– Давай попробуем.
– Знаешь, – поворачивается она к присутствующим и говорит слегка поджимая связки, – в какой-то момент их интеллектуальная близость исчерпает себя, они напьются и захотят близости физической, более естественной, понимаешь? Большинство вообще приходит сюда только ради этого.
– И как это происходит? Технически…
– Многие приехали на автомоби-и-иле, – Джейн растягивает последнее слово и смотрит в толпу, словно говорит о ком-то конкретном. – Кто-то снял номер неподалёку. Некоторые наивные полагают спрятаться тут, но у меня повсюду капканы и стрелы с ядом, так что ничего не выйдет.
– Хорошо, что у нас есть автомобиль, – реагирую я после небольшой паузы. – Хочешь, захватим тех двоих? – Конечно же, я шучу, но хочу поддержать игру.
– Обязательно! О, кажется, мне удалось! – Джейн смеётся и щипает меня за щёку. – Ты раскраснелся!
– Это шампанское.
– Твою машину можно использовать лишь строго по назначению, так что поедем на ней к тебе домой.
– Разве наша интеллектуальная близость исчерпана? И кто будет выгонять всех этих пьяных искусствоведов?
– Наша физическая и интеллектуальная близость друг другу не мешает. Ты так не думаешь?
– Моя уж точно. Ты хочешь уйти в самый разгар вечеринки?
– Да, так и надо делать, если хочешь, чтобы вечеринка удалась. Всё, жди меня через полчаса, сильно не напивайся. – С этими словами Джейн убегает наверх по винтовой лестнице, на которую даже смотреть страшно.
Я сразу распределил эти полчаса. Сначала я постою на этом месте столько, сколько смогу, глядя в толпу, будто кого-то жду. Затем не торопясь пойду на улицу и постою там столько, сколько смогу, также делая вид, что кого-то жду. Возможно, выкурю сигарету, а потом ещё одну. Когда перестану чувствовать руку, вернусь в зал греться и досматривать выставку, поднимусь на второй этаж и там встречу Джейн, напомню о себе.
Почти всё задуманное сбывается. Пока я стою на улице и курю, происходит небольшой диалог.
– Вы тоже обратили внимание, что острота темы некоторым образом притупилась за эти пятьдесят лет? Что скажете? – раздаётся голос слева.
Я поворачиваю голову и вижу одного из тех, кто не поддался дресс-коду, – человека в чёрной водолазке и серых шерстяных брюках.
– В моём Гарлеме свой ренессанс, знаете ли. Я не очень хорошо разбираюсь во всём этом.
– Понять это на все сто могли лишь современники авторов, сражавшиеся спина к спине в этой борьбе, являвшиеся своего рода пилюлями, уничтожавшими горечью искусства недуги общества. Что вообще мы знаем об этом?
– О пилюлях?
– Любая, даже самая смелая метафора будет лишь преуменьшением той реальности. Сейчас нам несравнимо слаще и теплее. К чему все эти вторичные попытки ухватить за хвост память?
– В общем да. Затея глупая, – отвечаю я с понимающим видом, поворачиваюсь к собеседнику и многозначительно выдыхаю струю дыма в прохладный воздух.
Я решаю подыграть и слегка высокомерно оглядываю его сверху вниз. Судя по всему, он один из обозревателей выставки, журналист, критик или всё вместе.

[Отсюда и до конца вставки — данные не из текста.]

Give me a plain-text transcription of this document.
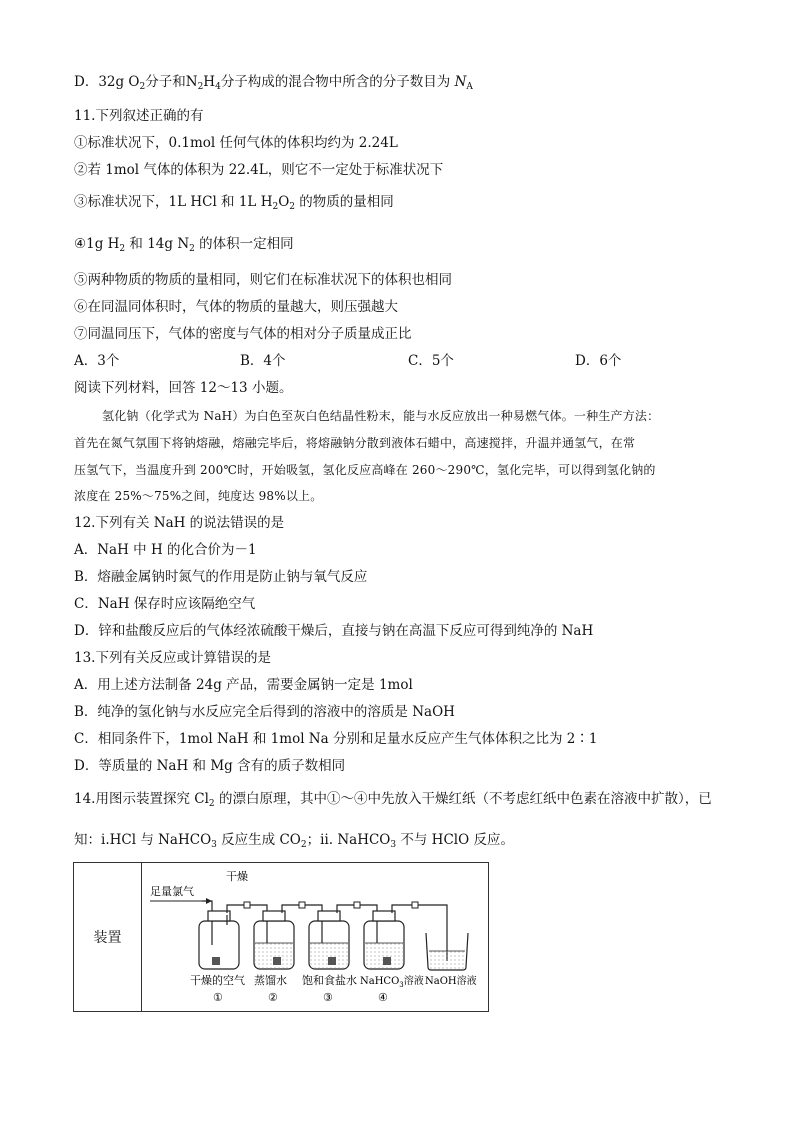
D．32g $O_2$分子和$N_2H_4$分子构成的混合物中所含的分子数目为 $N_A$
11.下列叙述正确的有
①标准状况下，0.1mol 任何气体的体积均约为 2.24L
②若 1mol 气体的体积为 22.4L，则它不一定处于标准状况下
③标准状况下，1L HCl 和 1L $H_2O_2$ 的物质的量相同
④1g $H_2$ 和 14g $N_2$ 的体积一定相同
⑤两种物质的物质的量相同，则它们在标准状况下的体积也相同
⑥在同温同体积时，气体的物质的量越大，则压强越大
⑦同温同压下，气体的密度与气体的相对分子质量成正比
A．3个	B．4个	C．5个	D．6个
阅读下列材料，回答 12～13 小题。
氢化钠（化学式为 NaH）为白色至灰白色结晶性粉末，能与水反应放出一种易燃气体。一种生产方法：
首先在氮气氛围下将钠熔融，熔融完毕后，将熔融钠分散到液体石蜡中，高速搅拌，升温并通氢气，在常
压氢气下，当温度升到 200℃时，开始吸氢，氢化反应高峰在 260～290℃，氢化完毕，可以得到氢化钠的
浓度在 25%～75%之间，纯度达 98%以上。
12.下列有关 NaH 的说法错误的是
A．NaH 中 H 的化合价为－1
B．熔融金属钠时氮气的作用是防止钠与氧气反应
C．NaH 保存时应该隔绝空气
D．锌和盐酸反应后的气体经浓硫酸干燥后，直接与钠在高温下反应可得到纯净的 NaH
13.下列有关反应或计算错误的是
A．用上述方法制备 24g 产品，需要金属钠一定是 1mol
B．纯净的氢化钠与水反应完全后得到的溶液中的溶质是 NaOH
C．相同条件下，1mol NaH 和 1mol Na 分别和足量水反应产生气体体积之比为 2∶1
D．等质量的 NaH 和 Mg 含有的质子数相同
14.用图示装置探究 $Cl_2$ 的漂白原理，其中①～④中先放入干燥红纸（不考虑红纸中色素在溶液中扩散），已
知：ⅰ.HCl 与 NaHCO$_3$ 反应生成 $CO_2$；ⅱ. NaHCO$_3$ 不与 HClO 反应。
装置	
干燥
足量氯气
干燥的空气 蒸馏水 饱和食盐水 NaHCO$_3$溶液 NaOH溶液
①	②	③	④
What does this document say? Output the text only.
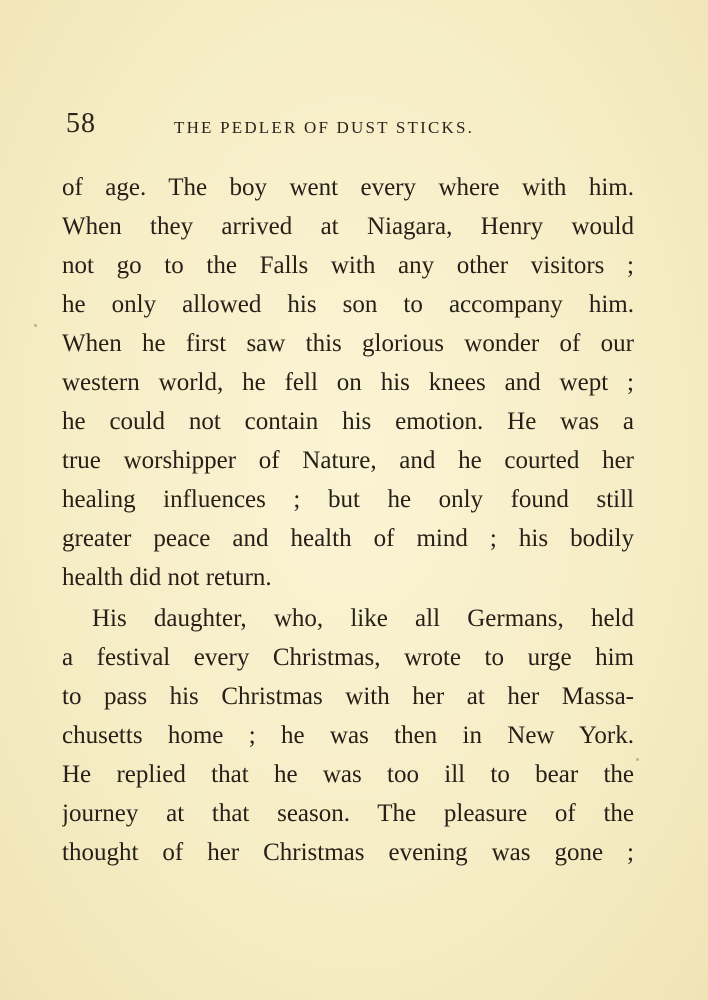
58	THE PEDLER OF DUST STICKS.
of age. The boy went every where with him.
When they arrived at Niagara, Henry would
not go to the Falls with any other visitors ;
he only allowed his son to accompany him.
When he first saw this glorious wonder of our
western world, he fell on his knees and wept ;
he could not contain his emotion. He was a
true worshipper of Nature, and he courted her
healing influences ; but he only found still
greater peace and health of mind ; his bodily
health did not return.
His daughter, who, like all Germans, held
a festival every Christmas, wrote to urge him
to pass his Christmas with her at her Massa-
chusetts home ; he was then in New York.
He replied that he was too ill to bear the
journey at that season. The pleasure of the
thought of her Christmas evening was gone ;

Из тех, кого не приглашают, но, попав сюда, они становятся самыми уважаемыми гостями.
– Для чего нужны эти постоянные отсылки, будто актуальные проблемы недостаточно вдохновляют авторов на новое? Вместо того чтобы тащить этих стариков с того конца океана.
– Может быть, в этом и суть – показать разницу и невозможность сравнивать эти два периода? Закрыть тему и двигаться дальше?
– Да, но как же название выставки? И все эти слова про связь, общую борьбу?
– Кто знает, возможно, организаторы таким образом попытались выявить способность распознать подвох. Ведь название – это установка. Насколько сильно меняется ваше представление и ожидание после прочтения названия или критики? Насколько комфортнее накладывать увиденное в реальности на подготовленный фундамент?